In this meeting, experts from various countries shared their insights, including Mr. Johannes de Haan, Crime Prevention and Criminal Justice Officer, Justice Section of the United Nations Office on Drugs and Crime (UNODC), Professor Rosie Meek, Professor of Psychology and Criminology at Royal Holloway University of London, Mr. James Mapstone, Chief Executive of the Alliance of Sport, and Mr. Peter Ottens, Founding Director of YETS. The meeting was moderated by Mr. Kittipoom Neamhom, Director of the Office of External Relations and Policy Coordination, TIJ.
During the meeting, Professor Rosie Meek, Professor of Psychology and Criminology at Royal Holloway University of London mentioned that sports contribute to the development of youths and society. A reference was made to an academic research that sports has potential to reduce anger and can change youths’ behavior in the justice system to result in an improved physical and mental health. The key priorities in integrating sports into the strategies are to develop meaningful partnerships between criminal justice agencies and the sporting community, inclusive of the minority groups in the society, and to develop effective monitoring and evaluation and dissemination strategies.
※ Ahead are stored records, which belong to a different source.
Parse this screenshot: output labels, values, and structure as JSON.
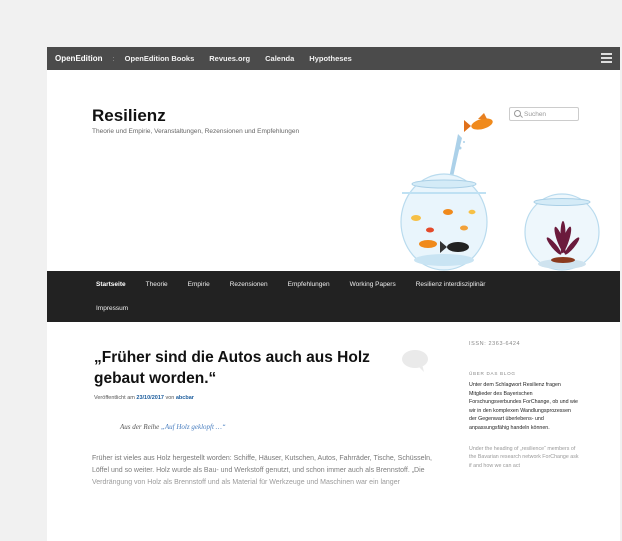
{
  "oe_bar": {
    "brand": "OpenEdition",
    "separator": ":",
    "links": [
      "OpenEdition Books",
      "Revues.org",
      "Calenda",
      "Hypotheses"
    ]
  },
  "site": {
    "title": "Resilienz",
    "description": "Theorie und Empirie, Veranstaltungen, Rezensionen und Empfehlungen",
    "search_placeholder": "Suchen"
  },
  "nav": {
    "row1": [
      "Startseite",
      "Theorie",
      "Empirie",
      "Rezensionen",
      "Empfehlungen",
      "Working Papers",
      "Resilienz interdisziplinär"
    ],
    "row2": [
      "Impressum"
    ]
  },
  "article": {
    "title": "„Früher sind die Autos auch aus Holz gebaut worden.“",
    "meta_prefix": "Veröffentlicht am",
    "date": "23/10/2017",
    "meta_by": "von",
    "author": "abcbar",
    "series_prefix": "Aus der Reihe",
    "series_link": "„Auf Holz geklopft …“",
    "body": "Früher ist vieles aus Holz hergestellt worden: Schiffe, Häuser, Kutschen, Autos, Fahrräder, Tische, Schüsseln, Löffel und so weiter. Holz wurde als Bau- und Werkstoff genutzt, und schon immer auch als Brennstoff. „Die Verdrängung von Holz als Brennstoff und als Material für Werkzeuge und Maschinen war ein langer"
  },
  "sidebar": {
    "issn": "ISSN: 2363-6424",
    "about_title": "ÜBER DAS BLOG",
    "about_de": "Unter dem Schlagwort Resilienz fragen Mitglieder des Bayerischen Forschungsverbundes ForChange, ob und wie wir in den komplexen Wandlungsprozessen der Gegenwart überlebens- und anpassungsfähig handeln können.",
    "about_en": "Under the heading of „resilience“ members of the Bavarian research network ForChange ask if and how we can act"
  },
  "colors": {
    "top_bar": "#4b4b4b",
    "nav_bar": "#222222",
    "link": "#1b5c9c",
    "fish": "#f08a1c"
  }
}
Mr. James Mapstone, Chief Executive of the Alliance of Sport, added that the key factor that contributes to the success of the integration of sports into crime prevention is not just sporting, but also an effective collaboration and partnership. The Alliance launched a project called “Levelling the Playing Field (LtPF)” to empower local people and organizations, helping them to maximize their work in using the power of sport and physical activities to engage and improve health and life outcomes for ethnically diverse children who are more likely to enter, or already involved with, the Criminal Justice System.
“Instead of telling kids what to do, we should provide them with positive and negative aspects of peer culture and the absence of role models in life and the sense of belonging at home or school,”
highlighted Mr. Peter Ottens, Founding Director of YETS. He further discussed that good coaches will lead youths to better paths compared to the promotion of sport for behavioral change alone. In addition, the implementers of sporting activity for youth crime prevention should have common philosophy and build partnerships with relevant agencies such as justice system, for the effective implementation of the projects.
Finally, Mr. Johannes De Haan, Crime Prevention and Criminal Justice Officer, UNODC, presented key observations from the United Nations Expert Group Meeting on the “Integrating Sport into Youth Crime Prevention and Criminal Justice Strategies”, co-organized by TIJ and UNODC, at the end of 2019 that not only can sport help with crime prevention, it can also play a role in generating social capital and building solidary within the community and can be integrated into the criminal justice system to strengthen community-police relations, alternatives to imprisonment, probation and the rehabilitation and social reintegration of offenders. Women and girls will also benefit from the utilization of sports as a crime prevention strategy.